12 Novembre 2019

Soci di Srl e base imponibile contributiva

di Roberto Lucarini

La Suprema Corte sembra aver preso gusto, in questo scorcio del 2019, nell’infierire sull’Inps in tema di base imponibile contributiva. La cosa non mi rattrista, ad essere sincero, visto che parecchie prese di posizione dell’Istituto previdenziale, in relazione alle gestioni ART/COM, mi paiono condizionate più da un’esigenza di entrata contributiva che da una visione serena della normativa in vigore.

Con la sentenza n. 23790/2019, del settembre scorso, gli Ermellini tornano, a distanza di un mese (precedente sentenza n. 21540/2019), a “bastonare” la tesi Inps circa la contribuzione previdenziale obbligatoria in relazione a redditi derivanti da partecipazione in società di capitale. La questione, ben riassunta dall’estensore della pronuncia appena citata, “attiene alla individuazione della base imponibile sulla quale il lavoratore autonomo iscritto alla relativa gestione previdenziale e, nel contempo, socio di società di capitale deve parametrare il proprio obbligo contributivo, cioè se si debba tener conto di tutti i redditi dal medesimo percepiti nel corso dell’anno di riferimento o se, all’opposto, si debba tener conto solo dei redditi connessi allo svolgimento di un’attività lavorativa”.

Occhio, quindi, alle normative di riferimento, che sono essenzialmente 2:

  • articolo 3-bis, D.L. 384/1992, a mente del quale “l’ammontare del contributo annuo dovuto per i soggetti di cui alla L. 2 agosto 1990, n. 233, articolo 1, è rapportato alla totalità dei redditi d’impresa denunciati ai fini IRPEF per l’anno al quale i contributi stessi si riferiscono“;
  • articolo 1, commi 202 e 203, L. 662/1996: “L’obbligo di iscrizione nella gestione assicurativa degli esercenti attività commerciali di cui alla L. 22 luglio 1966, n. 613, e successive modificazioni ed integrazioni, sussiste per i soggetti che siano in possesso dei seguenti requisiti:

          –  (…)

          –  partecipino personalmente al lavoro aziendale con carattere di abitualità e prevalenza…”.

Da tali disposizioni la Cassazione fa anzitutto rilevare che, “in sostanza, l’obbligo assicurativo sorge nei confronti dei soci di società a responsabilità limitata esclusivamente qualora gli stessi partecipino al lavoro dell’azienda con carattere di abitualità e prevalenza.
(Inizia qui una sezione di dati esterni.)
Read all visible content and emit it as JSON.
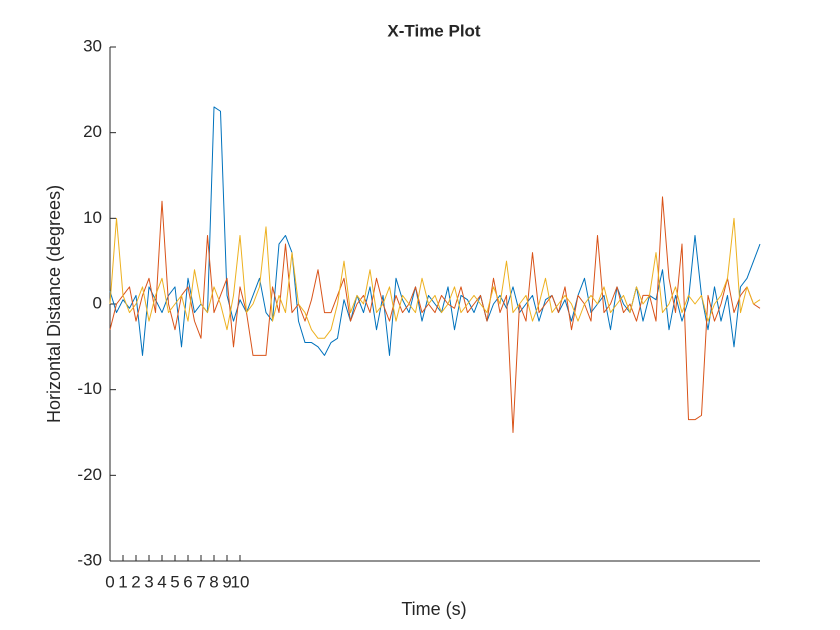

Diversamente, la sola partecipazione a società di capitali, non accompagnata dalla relativa iscrizione contributiva da parte del socio e senza che emerga lo svolgimento di attività prevalente ed abituale all’interno dell’azienda, non può giustificare il meccanismo di imposizione contributiva prefigurato dall’Inps”.

Posto questo punto fondamentale, i giudici tornano a far presente, a un Inps un po’ distratto, come i redditi derivanti da partecipazione in società di capitale non possano essere annoverati tra i “redditi d’impresa denunciati ai fini Irpef”, bensì tra i “redditi di capitale” (ex disposto ex articolo 44, comma 1, lettera e, Tuir). Data questa semplice evidenza, quindi, non potranno far parte della base imponibile contributiva, la quale non può essere stiracchiata a proprio piacimento, eludendo una lettura piana e ineluttabile del testo normativo.
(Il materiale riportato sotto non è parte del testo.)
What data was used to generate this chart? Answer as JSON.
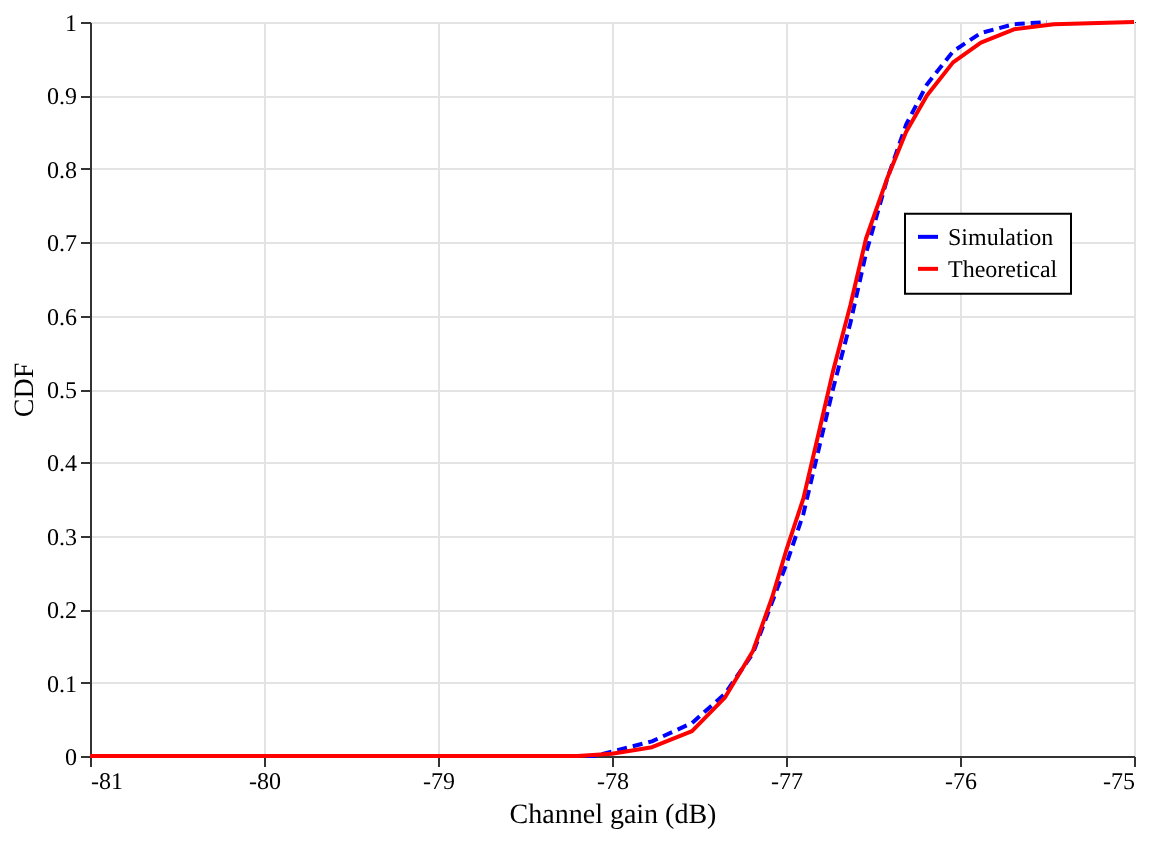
{
  "chart_data": {
    "type": "line",
    "xlabel": "Channel gain (dB)",
    "ylabel": "CDF",
    "xlim": [
      -81,
      -75
    ],
    "xticks": [
      -81,
      -80,
      -79,
      -78,
      -77,
      -76,
      -75
    ],
    "ylim": [
      0,
      1
    ],
    "yticks": [
      0,
      0.1,
      0.2,
      0.3,
      0.4,
      0.5,
      0.6,
      0.7,
      0.8,
      0.9,
      1
    ],
    "grid": true,
    "legend": "right",
    "series": [
      {
        "name": "Simulation",
        "color": "#0000ff",
        "line_style": "dashed",
        "x": [
          -81,
          -78.1,
          -78,
          -77.77,
          -77.54,
          -77.35,
          -77.19,
          -77.0,
          -76.9,
          -76.81,
          -76.73,
          -76.63,
          -76.54,
          -76.42,
          -76.31,
          -76.19,
          -76.04,
          -75.88,
          -75.69,
          -75.5
        ],
        "values": [
          0,
          0,
          0.006,
          0.02,
          0.045,
          0.085,
          0.14,
          0.26,
          0.33,
          0.42,
          0.5,
          0.59,
          0.685,
          0.785,
          0.86,
          0.915,
          0.96,
          0.985,
          0.997,
          1
        ]
      },
      {
        "name": "Theoretical",
        "color": "#ff0000",
        "line_style": "solid",
        "x": [
          -81,
          -78.2,
          -78,
          -77.77,
          -77.54,
          -77.35,
          -77.19,
          -77.08,
          -77.0,
          -76.9,
          -76.81,
          -76.73,
          -76.63,
          -76.54,
          -76.42,
          -76.31,
          -76.19,
          -76.04,
          -75.88,
          -75.69,
          -75.46,
          -75
        ],
        "values": [
          0,
          0,
          0.003,
          0.012,
          0.034,
          0.08,
          0.143,
          0.216,
          0.279,
          0.351,
          0.442,
          0.524,
          0.614,
          0.705,
          0.786,
          0.85,
          0.9,
          0.945,
          0.972,
          0.99,
          0.997,
          1
        ]
      }
    ]
  }
}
Ora è vero che, come dice un vecchio proverbio, “non c’è peggior sordo di chi non vuol sentire”; ma è altrettanto vero, al contrario, che anche l’Istituto previdenziale dovrà decidersi, necessariamente, a prendere nota di questo incessante bombardamento, a discapito delle proprie tesi, effettuato dai giudici di legittimità.